Stone Cold’s doing that annoying chin tilt thing. She looks like she should have those white gloves on that posh ladies probably wear when they’re checking if their servants have dusted sufficiently – Tut, tut. This really will not do, Jeeves. I feel kind of ashamed that I haven’t made my bed, so I try to pull up my duvet. Kēhua has made herself a nest in my bed, sleeping under the covers like she’s a person.
‘Out, cat.’
‘You have a cat? Cats love me.’
Stone Cold is on the bed patting Kēhua so hard I think she might snap her spine. Kēhua meows in protest, which is strange; she never meows – that’s why we called her Kēhua, because she’s silent and it’s like she’s haunting our house. Stone Cold is talking to her like she’s a baby, and when she tries to hold Kēhua like one the cat twists out of her grip and is gone.

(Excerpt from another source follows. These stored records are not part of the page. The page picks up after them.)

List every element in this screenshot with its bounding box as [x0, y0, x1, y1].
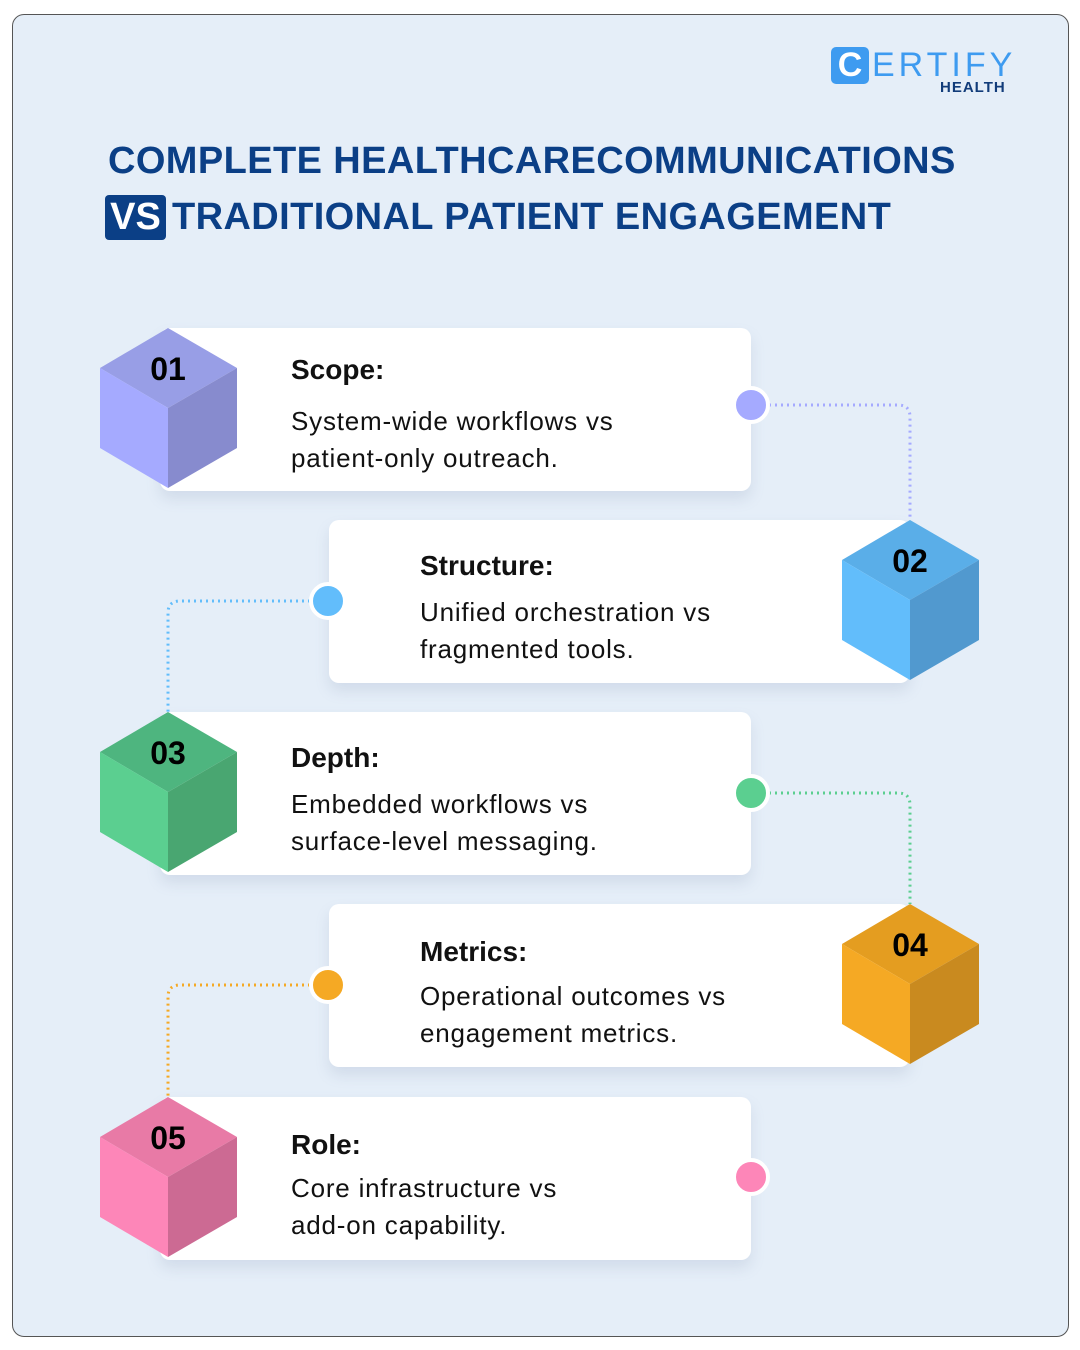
card 3: Depth: [291, 742, 380, 773]
connector 3-4 [751, 793, 910, 904]
card 4: Operational outcomes vs [420, 981, 726, 1011]
title: COMPLETE HEALTHCARECOMMUNICATIONS [108, 140, 956, 182]
logo: ERTIFY [872, 46, 1016, 84]
logo: HEALTH [940, 79, 1006, 96]
card 5: add-on capability. [291, 1210, 507, 1240]
logo: C [838, 46, 862, 84]
card 2: fragmented tools. [420, 634, 634, 664]
card 2 [329, 520, 910, 683]
card 4: engagement metrics. [420, 1018, 678, 1048]
card 5: Role: [291, 1129, 361, 1160]
card 1: patient-only outreach. [291, 443, 559, 473]
connector 1-2 [751, 405, 910, 520]
cube 03: 03 [150, 735, 186, 771]
dots [311, 388, 768, 1194]
cube 04 [842, 904, 979, 1064]
title: TRADITIONAL PATIENT ENGAGEMENT [172, 196, 891, 238]
card 5 [160, 1097, 751, 1260]
card 4: Metrics: [420, 936, 527, 967]
cube 05 [100, 1097, 237, 1257]
cube 04: 04 [892, 927, 928, 963]
card 2: Unified orchestration vs [420, 597, 711, 627]
cube 01 [100, 328, 237, 488]
card 3: Embedded workflows vs [291, 789, 588, 819]
cube 01: 01 [150, 351, 186, 387]
card 3 [160, 712, 751, 875]
cube 03 [100, 712, 237, 872]
card 1 [160, 328, 751, 491]
card 1: System-wide workflows vs [291, 406, 614, 436]
title: VS [110, 196, 161, 238]
title [105, 140, 956, 240]
card 1: Scope: [291, 354, 384, 385]
card 5: Core infrastructure vs [291, 1173, 557, 1203]
card 2: Structure: [420, 550, 554, 581]
card 3: surface-level messaging. [291, 826, 598, 856]
connector 4-5 [168, 985, 328, 1097]
cube 02 [842, 520, 979, 680]
logo [831, 46, 1016, 96]
cube 02: 02 [892, 543, 928, 579]
connector 2-3 [168, 601, 328, 712]
card 4 [329, 904, 910, 1067]
cube 05: 05 [150, 1120, 186, 1156]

Yeah. Cats love you about the same as dogs do.
Stone Cold lies on my bed while I look for something to wear. I kind of hoped that she’d leave the room, but I guess I have to get changed in front of her. I pull some trackies up over my tights and under my skirt and then take off the skirt. I chuck a hoodie over my school shirt and some sneaks on my feet and I’m ready.
‘Is that a stereo?’
I put together my stereo. It’s a couple of old speakers and an amp that I’ve plugged an old Discman into.
‘You can use that phone as an MP3 player,’ she says, like I’m some sort of refugee from the eighties who thinks that CDs are the shit. She picks up the Discman. ‘So you can give this back to your Grandma.’